However, the most appropriate method AZD2281 research buy for evaluating and comparing the condensate responses involves quantitative analyses of the dose–response functions. Therefore, benchmark dose modelling was conducted using BMDExpress (Yang et al., 2007) to define and compare the points of departure for KEGG pathways. There were 68 pathways with significant benchmark doses (BMD) that were common to both condensates and both time points. The points of departure for 61 of these pathways were lower for
cells exposed to MSC as compared to TSC, highlighting the greater potency of MSC. Moreover, the BMDs for 30 (i.e., 44%) of the pathways were a full order of magnitude lower for MSC than for TSC exposed cells. In addition, the mean of all the BMDs for the common pathways was significantly lower (Student’s t-test, p < 0.001) for MSC exposed cells. Mean BMDs at the 6 h time point were 3.1 ± 1.5 and 24.2 ± 10.1 μg/ml for MSC and TSC, respectively. At the 6 + 4 h time point the mean BMDs were 2.6 ± 0.6 and 17.5 ± 14.7 μg/ml for MSC and
TSC, respectively. BMDs tended to be lower at the 6 + 4 h time point and contain a higher percentage of significant genes in the pathway relative to the 6 h time point. The median BMDs for selected KEGG pathways are shown in Table 4. Three RT-PCR pathway specific arrays (i.e., stress and toxicity, cell cycle and apoptosis) were used to confirm the expression changes measured by the DNA microarrays (Table 5). The fold changes Cyclopamine concentration tended to be larger for the RT-PCR generated data, however, considerable agreement exists between the DNA microarray and RT-PCR findings. In our previous genotoxicity study we showed that MSC and TSC were both cytotoxic and genotoxic (Maertens et al., 2009). However, quantitatively, MSC was more cytotoxic and mutagenic Hydroxychloroquine research buy than TSC, and TSC
appeared to induce chromosomal damage (i.e., micronuclei) in a concentration-dependent manner whereas MSC did not.

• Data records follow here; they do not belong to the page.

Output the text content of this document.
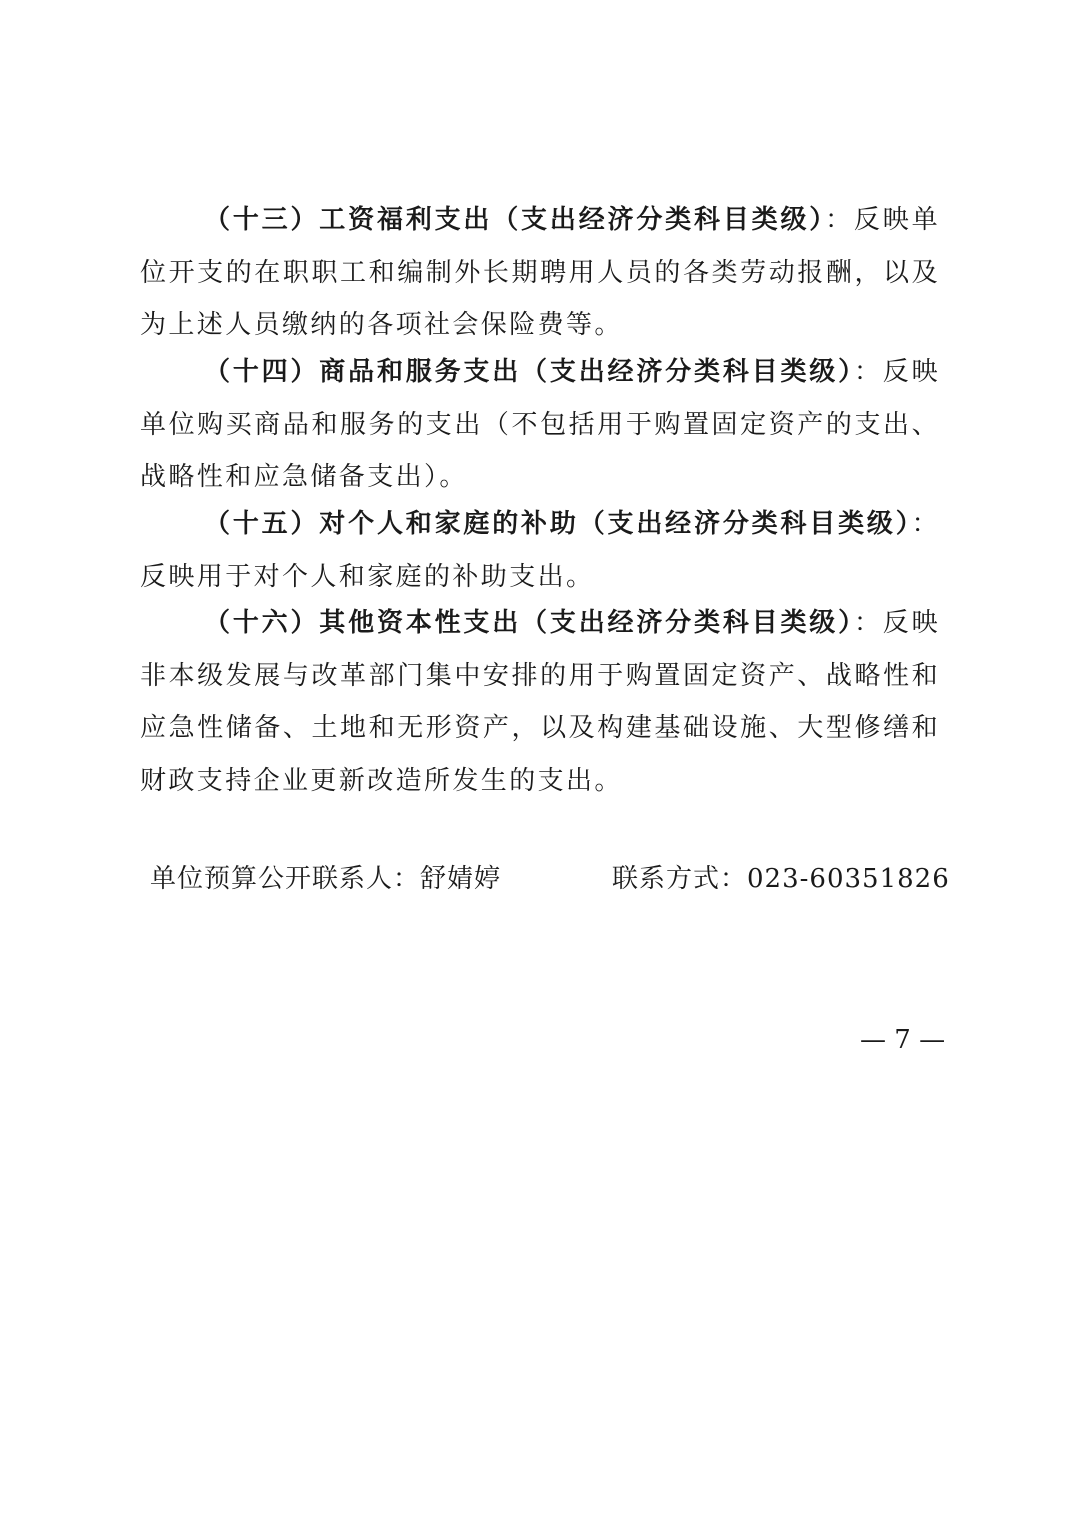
（十三）工资福利支出（支出经济分类科目类级）：反映单位开支的在职职工和编制外长期聘用人员的各类劳动报酬，以及为上述人员缴纳的各项社会保险费等。

（十四）商品和服务支出（支出经济分类科目类级）：反映单位购买商品和服务的支出（不包括用于购置固定资产的支出、战略性和应急储备支出）。

（十五）对个人和家庭的补助（支出经济分类科目类级）：反映用于对个人和家庭的补助支出。

（十六）其他资本性支出（支出经济分类科目类级）：反映非本级发展与改革部门集中安排的用于购置固定资产、战略性和应急性储备、土地和无形资产，以及构建基础设施、大型修缮和财政支持企业更新改造所发生的支出。

单位预算公开联系人：舒婧婷	联系方式：023-60351826
— 7 —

Our earlier chemical analyses of MSC and TSC noted that aside from the nicotine in tobacco and the cannabinoids in marijuana, the two smoke condensates contained mixtures of chemicals that were qualitatively similar though quantitatively different (Moir et al., 2008). The similarities in the chemical profiles and some of the toxicity findings suggested that the two smoke condensates might elicit somewhat comparable gene expression profiles. Hierarchal clustering of all the MSC and TSC exposed samples in the present study supported this notion (for all but the highest dose of MSC) and samples clustered first by concentration as opposed to smoke type. In addition, analysis of the top ten greatest gene expression changes relative to control revealed that half of the genes were common to both marijuana and tobacco. A number of previous studies have examined gene expression changes in pulmonary cells following exposure to tobacco smoke (Bosio et al., 2002, Fields et al., 2005, Jorgensen et al., 2004 and Maunders et al., 2007).